Adding a handful of spinach or kale in the last 5 minutes of cooking is a fantastic way to boost the nutrition and color without overpowering the curry’s delicious flavors.
Final Thoughts
This Chicken Sweet Potato Curry Recipe quickly becomes a cherished favorite, offering comfort and excitement in every spoonful. Whether you’re cooking dinner for your family or hosting friends, this dish never fails to impress with its irresistible balance of creamy coconut, warm spices, and tender morsels. Give it a try soon—you’ll wonder how you ever lived without the vibrant joy it brings to your table.
Print
Chicken Sweet Potato Curry Recipe
- Prep Time: 15 minutes
- Cook Time: 30 minutes
- Total Time: 45 minutes
- Yield: 4 servings
- Category: Main Course
- Method: Stovetop
- Cuisine: Thai-Inspired
- Diet: Gluten Free
Description
A flavorful and comforting Thai-inspired Chicken Sweet Potato Curry made with tender chicken, sweet potatoes, and a rich coconut milk base infused with red curry paste and warm spices. This one-pot stovetop dish is perfect for a wholesome weeknight dinner and can be enjoyed with rice or naan.
Ingredients
Protein
- 1 pound boneless, skinless chicken thighs or breasts, cut into bite-sized pieces
Vegetables and Aromatics
- 1 medium onion, chopped
- 3 garlic cloves, minced
- 1 tablespoon fresh ginger, grated
- 1 large sweet potato, peeled and diced
- Fresh cilantro, for garnish
Spices and Seasonings
- 2 tablespoons red curry paste
- 1 teaspoon ground turmeric
- 1 teaspoon ground cumin
- 1/2 teaspoon salt
- 1/4 teaspoon black pepper
- 1 tablespoon lime juice
- 1 tablespoon fish sauce or soy sauce
Liquids and Oils
- 1 tablespoon coconut oil or vegetable oil
- 1 (14 oz) can coconut milk, full fat
- 1/2 cup chicken broth or water
Instructions
- Heat the oil: In a large skillet or Dutch oven over medium heat, warm 1 tablespoon coconut or vegetable oil until shimmering. Add the chopped onion and cook for 3–4 minutes until softened and translucent.

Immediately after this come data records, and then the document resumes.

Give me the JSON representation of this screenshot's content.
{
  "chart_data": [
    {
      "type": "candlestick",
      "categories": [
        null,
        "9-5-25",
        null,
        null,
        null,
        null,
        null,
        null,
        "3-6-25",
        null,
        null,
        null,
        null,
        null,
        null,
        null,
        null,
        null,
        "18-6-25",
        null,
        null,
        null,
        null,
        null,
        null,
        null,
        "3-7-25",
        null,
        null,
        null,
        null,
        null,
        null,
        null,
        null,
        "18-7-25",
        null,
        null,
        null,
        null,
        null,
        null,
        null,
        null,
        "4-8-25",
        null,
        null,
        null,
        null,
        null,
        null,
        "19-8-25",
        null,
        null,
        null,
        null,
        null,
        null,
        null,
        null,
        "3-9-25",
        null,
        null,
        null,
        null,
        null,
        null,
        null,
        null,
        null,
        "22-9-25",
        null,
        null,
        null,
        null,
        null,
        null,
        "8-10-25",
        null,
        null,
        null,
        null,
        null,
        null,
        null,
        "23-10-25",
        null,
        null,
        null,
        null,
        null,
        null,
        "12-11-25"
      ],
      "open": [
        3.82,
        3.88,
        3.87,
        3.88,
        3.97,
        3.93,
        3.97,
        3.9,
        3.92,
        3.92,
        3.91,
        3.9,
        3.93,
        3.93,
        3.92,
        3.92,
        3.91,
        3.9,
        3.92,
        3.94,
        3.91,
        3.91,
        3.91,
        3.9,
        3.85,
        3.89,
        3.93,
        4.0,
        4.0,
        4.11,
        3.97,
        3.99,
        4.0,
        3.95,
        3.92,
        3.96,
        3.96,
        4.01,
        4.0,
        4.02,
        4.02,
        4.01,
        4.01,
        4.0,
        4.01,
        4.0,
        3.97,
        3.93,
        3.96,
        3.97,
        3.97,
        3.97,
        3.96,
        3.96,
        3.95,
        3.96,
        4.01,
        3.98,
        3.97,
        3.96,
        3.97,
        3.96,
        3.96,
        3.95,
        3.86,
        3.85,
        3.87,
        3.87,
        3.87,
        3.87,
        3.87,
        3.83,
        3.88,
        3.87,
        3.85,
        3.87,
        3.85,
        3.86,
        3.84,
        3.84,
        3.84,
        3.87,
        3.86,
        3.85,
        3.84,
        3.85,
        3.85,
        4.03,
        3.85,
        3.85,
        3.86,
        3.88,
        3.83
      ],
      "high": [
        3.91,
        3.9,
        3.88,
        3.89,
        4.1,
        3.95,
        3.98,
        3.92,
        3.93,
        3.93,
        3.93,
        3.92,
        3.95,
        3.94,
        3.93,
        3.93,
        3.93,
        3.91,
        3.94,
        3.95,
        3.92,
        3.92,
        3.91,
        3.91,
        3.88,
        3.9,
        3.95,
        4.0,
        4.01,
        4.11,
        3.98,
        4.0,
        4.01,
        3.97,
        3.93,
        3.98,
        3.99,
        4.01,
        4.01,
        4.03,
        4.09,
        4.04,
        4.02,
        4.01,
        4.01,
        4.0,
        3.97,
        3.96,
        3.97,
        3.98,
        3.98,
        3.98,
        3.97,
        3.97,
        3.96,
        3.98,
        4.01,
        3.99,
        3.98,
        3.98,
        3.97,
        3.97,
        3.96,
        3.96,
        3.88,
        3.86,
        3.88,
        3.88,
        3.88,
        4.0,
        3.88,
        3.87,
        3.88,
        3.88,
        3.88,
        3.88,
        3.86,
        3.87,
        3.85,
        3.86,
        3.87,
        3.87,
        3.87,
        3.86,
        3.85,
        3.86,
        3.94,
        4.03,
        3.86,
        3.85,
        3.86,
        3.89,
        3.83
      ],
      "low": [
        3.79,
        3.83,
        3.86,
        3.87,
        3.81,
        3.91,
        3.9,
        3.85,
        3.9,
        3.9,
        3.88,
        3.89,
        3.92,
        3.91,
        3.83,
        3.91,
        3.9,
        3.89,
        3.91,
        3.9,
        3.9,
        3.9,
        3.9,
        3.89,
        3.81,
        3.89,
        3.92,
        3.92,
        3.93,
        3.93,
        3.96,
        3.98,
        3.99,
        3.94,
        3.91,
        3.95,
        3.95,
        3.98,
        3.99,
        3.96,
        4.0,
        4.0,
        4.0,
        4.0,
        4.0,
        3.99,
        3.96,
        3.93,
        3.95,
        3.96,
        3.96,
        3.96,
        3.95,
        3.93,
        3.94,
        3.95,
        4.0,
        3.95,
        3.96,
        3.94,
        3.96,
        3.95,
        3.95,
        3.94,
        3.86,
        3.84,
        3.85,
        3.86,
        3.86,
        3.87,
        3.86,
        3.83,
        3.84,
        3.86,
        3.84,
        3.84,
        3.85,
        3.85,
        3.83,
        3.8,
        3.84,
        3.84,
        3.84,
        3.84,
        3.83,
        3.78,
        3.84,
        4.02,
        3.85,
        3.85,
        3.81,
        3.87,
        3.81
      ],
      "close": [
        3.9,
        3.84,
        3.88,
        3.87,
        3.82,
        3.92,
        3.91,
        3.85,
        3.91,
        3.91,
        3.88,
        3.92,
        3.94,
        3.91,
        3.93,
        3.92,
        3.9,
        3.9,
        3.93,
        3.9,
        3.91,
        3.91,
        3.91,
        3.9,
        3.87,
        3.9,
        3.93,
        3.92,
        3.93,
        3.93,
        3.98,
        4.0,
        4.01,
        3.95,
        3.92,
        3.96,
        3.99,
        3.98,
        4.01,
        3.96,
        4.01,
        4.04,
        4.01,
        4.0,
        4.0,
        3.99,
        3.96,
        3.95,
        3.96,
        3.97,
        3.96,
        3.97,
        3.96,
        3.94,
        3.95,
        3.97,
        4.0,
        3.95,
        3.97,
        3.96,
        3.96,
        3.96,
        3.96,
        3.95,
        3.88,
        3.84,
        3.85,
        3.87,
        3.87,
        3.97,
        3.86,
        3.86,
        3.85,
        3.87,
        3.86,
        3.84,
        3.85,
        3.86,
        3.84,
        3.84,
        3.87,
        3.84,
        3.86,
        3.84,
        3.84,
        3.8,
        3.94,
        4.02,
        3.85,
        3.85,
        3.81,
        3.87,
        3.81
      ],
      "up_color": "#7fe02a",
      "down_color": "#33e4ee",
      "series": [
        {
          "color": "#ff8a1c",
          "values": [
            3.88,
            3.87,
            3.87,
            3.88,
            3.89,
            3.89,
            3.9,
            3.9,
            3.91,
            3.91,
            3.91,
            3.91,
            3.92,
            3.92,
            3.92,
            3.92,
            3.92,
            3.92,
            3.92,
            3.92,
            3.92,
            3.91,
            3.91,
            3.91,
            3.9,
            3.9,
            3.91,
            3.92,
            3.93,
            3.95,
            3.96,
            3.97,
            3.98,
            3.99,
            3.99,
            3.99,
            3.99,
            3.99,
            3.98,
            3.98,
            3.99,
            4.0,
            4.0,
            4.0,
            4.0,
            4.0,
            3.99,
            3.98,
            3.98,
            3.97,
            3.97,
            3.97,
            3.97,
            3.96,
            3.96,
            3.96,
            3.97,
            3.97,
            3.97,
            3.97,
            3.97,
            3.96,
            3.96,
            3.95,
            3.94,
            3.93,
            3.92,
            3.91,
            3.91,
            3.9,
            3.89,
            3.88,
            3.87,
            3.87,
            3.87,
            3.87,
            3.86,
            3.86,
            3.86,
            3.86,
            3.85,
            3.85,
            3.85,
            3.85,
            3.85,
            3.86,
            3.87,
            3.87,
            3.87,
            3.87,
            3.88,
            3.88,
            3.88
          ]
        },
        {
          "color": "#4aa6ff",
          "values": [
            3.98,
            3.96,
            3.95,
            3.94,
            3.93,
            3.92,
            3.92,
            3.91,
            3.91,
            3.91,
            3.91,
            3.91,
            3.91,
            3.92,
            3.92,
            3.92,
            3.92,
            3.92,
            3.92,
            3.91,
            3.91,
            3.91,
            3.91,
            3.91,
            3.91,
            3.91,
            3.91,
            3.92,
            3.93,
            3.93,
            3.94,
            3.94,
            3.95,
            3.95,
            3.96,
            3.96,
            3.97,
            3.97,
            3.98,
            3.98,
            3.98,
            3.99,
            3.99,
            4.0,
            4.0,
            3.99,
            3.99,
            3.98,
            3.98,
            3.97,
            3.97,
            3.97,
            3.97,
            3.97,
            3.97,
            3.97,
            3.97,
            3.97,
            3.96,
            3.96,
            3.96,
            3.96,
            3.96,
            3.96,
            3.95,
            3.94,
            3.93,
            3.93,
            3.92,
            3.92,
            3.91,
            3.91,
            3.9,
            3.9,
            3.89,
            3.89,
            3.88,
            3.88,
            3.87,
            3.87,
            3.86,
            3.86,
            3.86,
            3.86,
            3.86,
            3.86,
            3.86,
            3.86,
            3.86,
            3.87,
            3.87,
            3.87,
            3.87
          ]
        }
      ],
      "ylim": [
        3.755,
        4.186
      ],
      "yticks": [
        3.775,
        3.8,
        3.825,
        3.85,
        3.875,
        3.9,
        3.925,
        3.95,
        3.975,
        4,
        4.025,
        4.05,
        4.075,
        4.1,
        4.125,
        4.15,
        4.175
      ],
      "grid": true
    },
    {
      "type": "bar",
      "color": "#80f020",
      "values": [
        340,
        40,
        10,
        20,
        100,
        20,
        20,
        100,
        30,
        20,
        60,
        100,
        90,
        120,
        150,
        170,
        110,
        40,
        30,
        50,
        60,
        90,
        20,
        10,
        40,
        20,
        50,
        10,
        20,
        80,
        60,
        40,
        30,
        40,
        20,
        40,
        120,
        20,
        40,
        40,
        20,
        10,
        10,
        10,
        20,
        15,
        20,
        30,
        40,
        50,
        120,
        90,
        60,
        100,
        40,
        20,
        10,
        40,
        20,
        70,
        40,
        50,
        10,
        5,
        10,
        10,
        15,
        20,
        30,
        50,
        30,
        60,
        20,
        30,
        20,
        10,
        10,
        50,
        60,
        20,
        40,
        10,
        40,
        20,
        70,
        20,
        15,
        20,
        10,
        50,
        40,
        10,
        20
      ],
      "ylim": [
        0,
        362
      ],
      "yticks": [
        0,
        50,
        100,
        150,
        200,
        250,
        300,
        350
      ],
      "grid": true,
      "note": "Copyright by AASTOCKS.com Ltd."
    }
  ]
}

- Sauté aromatics: Stir in the minced garlic and grated ginger. Cook for 1 minute, stirring frequently, until fragrant and aromatic.
- Toast spices and brown chicken: Add 2 tablespoons red curry paste, 1 teaspoon turmeric, and 1 teaspoon cumin. Cook, stirring continuously, for 1–2 minutes to toast the spices. Then add the chicken pieces and cook for 3–4 minutes until they start to brown slightly on the outside.
- Add vegetables and liquids: Stir in the diced sweet potato, coconut milk, chicken broth, salt, and pepper. Add 1 tablespoon lime juice and 1 tablespoon fish sauce or soy sauce. Bring the mixture to a gentle simmer.
- Simmer until cooked: Cover the pan and cook for 15–20 minutes, stirring occasionally, until the chicken is fully cooked through, and the sweet potatoes are tender.
- Thicken the curry: Remove the lid and simmer uncovered for an additional 5 minutes if the curry needs to thicken. Taste and adjust seasoning if necessary.
- Serve and garnish: Serve the curry hot, garnished with fresh cilantro. Enjoy it over steamed rice or with warm naan bread for a complete meal.
Notes
- Add a handful of spinach or kale during the last 5 minutes of cooking to include extra greens.
- This curry can be made ahead and actually tastes even better the next day as flavors develop.
- For a vegetarian option, substitute chicken with firm tofu or chickpeas and use vegetable broth instead of chicken broth.
- Adjust the amount of red curry paste to your preferred spice level.